An example of ASR pre-training can be found in this config.

SSL Front-end/Encoder

We can leverage self-supervised learning representations as either front-end features or as an encoder initialization. The former method is typically less computationally intensive, as SSL models may be very large.

An example of using an SSL front-end can be found in this config. More information about using SSL representations can be found here.

LLM Decoder

Initializing decoder parameters from a pre-trained large language model can greatly improve performance. This typically increases the model size drastically, but fewer iterations are required for convergence.

An example of using a pre-trained LLM initialization can be found in this config.

Hierarchical Encoding

Building deeper, more sophisticated encoders can improve ST performance. We have found that hierarchical encoding, where initial layers are trained towards an ASR CTC objective and final layers are trained towards a ST CTC objective, encourages the encoder to take on more of the input-to-output re-ordering required for translation.
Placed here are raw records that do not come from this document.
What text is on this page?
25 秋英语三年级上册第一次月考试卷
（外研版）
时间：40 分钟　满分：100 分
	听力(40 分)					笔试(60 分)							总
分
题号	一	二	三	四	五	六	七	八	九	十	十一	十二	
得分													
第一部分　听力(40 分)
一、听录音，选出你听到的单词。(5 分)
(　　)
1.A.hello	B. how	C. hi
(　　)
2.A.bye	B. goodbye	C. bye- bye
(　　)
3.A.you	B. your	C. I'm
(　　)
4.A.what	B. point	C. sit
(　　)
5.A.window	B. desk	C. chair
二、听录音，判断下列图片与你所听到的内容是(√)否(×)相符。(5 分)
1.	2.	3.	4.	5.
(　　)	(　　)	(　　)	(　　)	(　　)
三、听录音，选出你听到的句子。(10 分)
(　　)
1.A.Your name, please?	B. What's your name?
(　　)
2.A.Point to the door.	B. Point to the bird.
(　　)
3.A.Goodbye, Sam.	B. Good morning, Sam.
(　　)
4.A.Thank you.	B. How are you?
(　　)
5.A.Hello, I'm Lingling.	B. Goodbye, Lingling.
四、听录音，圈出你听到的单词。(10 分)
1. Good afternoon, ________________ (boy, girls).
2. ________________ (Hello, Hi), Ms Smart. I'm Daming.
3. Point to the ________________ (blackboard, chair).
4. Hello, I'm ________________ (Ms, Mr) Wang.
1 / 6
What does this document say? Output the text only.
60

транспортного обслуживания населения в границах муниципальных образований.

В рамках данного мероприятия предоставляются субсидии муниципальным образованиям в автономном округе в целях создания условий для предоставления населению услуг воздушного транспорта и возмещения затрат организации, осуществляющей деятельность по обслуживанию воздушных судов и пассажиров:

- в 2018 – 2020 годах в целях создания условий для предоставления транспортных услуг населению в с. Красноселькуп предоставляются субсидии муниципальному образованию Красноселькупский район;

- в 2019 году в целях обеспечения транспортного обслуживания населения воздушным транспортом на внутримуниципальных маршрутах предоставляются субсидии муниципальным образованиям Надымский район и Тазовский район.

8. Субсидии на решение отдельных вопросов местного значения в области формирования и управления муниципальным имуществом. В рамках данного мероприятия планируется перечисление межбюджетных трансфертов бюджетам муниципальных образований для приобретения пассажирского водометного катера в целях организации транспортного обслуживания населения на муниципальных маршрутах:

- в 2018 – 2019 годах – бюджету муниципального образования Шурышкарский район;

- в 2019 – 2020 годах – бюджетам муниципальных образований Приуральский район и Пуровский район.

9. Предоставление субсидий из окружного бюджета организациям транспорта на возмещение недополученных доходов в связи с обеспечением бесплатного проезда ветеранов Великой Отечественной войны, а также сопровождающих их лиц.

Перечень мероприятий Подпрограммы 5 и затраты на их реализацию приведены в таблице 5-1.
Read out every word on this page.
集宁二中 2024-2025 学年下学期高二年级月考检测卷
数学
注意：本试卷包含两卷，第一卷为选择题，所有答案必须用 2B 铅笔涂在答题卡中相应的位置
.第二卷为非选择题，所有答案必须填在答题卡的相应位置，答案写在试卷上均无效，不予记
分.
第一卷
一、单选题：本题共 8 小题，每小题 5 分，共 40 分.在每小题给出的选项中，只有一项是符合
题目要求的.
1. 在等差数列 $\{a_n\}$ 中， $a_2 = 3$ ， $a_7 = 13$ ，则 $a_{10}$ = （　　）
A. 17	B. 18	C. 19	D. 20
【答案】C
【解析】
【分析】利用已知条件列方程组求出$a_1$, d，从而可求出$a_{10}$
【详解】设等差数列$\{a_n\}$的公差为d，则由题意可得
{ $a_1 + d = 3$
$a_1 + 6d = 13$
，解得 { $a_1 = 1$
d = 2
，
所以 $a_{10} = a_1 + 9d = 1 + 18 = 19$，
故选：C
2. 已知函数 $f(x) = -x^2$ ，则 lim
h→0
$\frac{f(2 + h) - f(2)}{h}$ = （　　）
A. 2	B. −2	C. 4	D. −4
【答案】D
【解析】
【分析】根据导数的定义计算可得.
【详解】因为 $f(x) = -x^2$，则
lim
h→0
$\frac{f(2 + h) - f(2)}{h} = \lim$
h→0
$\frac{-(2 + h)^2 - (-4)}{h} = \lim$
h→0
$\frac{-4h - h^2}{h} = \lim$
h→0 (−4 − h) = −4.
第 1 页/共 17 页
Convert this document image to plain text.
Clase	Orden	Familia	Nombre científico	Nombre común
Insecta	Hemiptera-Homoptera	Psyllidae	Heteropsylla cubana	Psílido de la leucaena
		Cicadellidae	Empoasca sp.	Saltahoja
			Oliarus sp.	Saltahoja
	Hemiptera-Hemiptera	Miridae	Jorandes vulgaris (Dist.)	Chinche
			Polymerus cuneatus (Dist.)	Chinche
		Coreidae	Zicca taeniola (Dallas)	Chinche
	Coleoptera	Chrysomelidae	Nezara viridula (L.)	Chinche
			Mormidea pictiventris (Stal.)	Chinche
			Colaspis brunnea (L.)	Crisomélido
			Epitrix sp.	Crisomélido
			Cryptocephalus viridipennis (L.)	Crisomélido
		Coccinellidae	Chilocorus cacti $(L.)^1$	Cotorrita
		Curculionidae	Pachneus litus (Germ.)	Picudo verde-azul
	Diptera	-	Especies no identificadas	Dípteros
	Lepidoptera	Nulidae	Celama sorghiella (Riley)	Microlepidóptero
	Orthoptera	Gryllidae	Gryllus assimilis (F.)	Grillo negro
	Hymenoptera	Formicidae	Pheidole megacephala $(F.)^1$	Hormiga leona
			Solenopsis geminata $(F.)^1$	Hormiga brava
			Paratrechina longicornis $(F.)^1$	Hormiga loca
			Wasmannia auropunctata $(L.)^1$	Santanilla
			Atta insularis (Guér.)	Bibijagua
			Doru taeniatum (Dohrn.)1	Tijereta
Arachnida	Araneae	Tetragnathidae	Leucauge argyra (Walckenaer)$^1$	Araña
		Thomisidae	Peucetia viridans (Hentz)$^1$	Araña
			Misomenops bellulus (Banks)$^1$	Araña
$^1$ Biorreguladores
An example of hierarchical encoding can be found in this config.

Code Components

The three main code components can be found in espnet2/st/espnet_model.py, espnet2/tasks/st.py, and espnet2/bin/st_inference.py.

espnet2/st/espnet_model.py defines the ST model initialization, forward pass, and loss functions.

espnet2/tasks/st.py is the task wrapper which handles data loaders, training loops, and more.

espnet2/bin/st_inference.py defines the Speech2Text API which handles inference.

Tip on modifying code

If you are developing new functions and wish to debug your new training/inference logic, you can use a Python debugger (e.g. pdb) and directly run Python commands (circumventing the recipe scripts).

Once you have run the training or inference stage, ESPnet will have created a log file. At the top of these log files, you'll find the corresponding Python command. Note: for debugging you may want to set --multiprocessing_distributed False.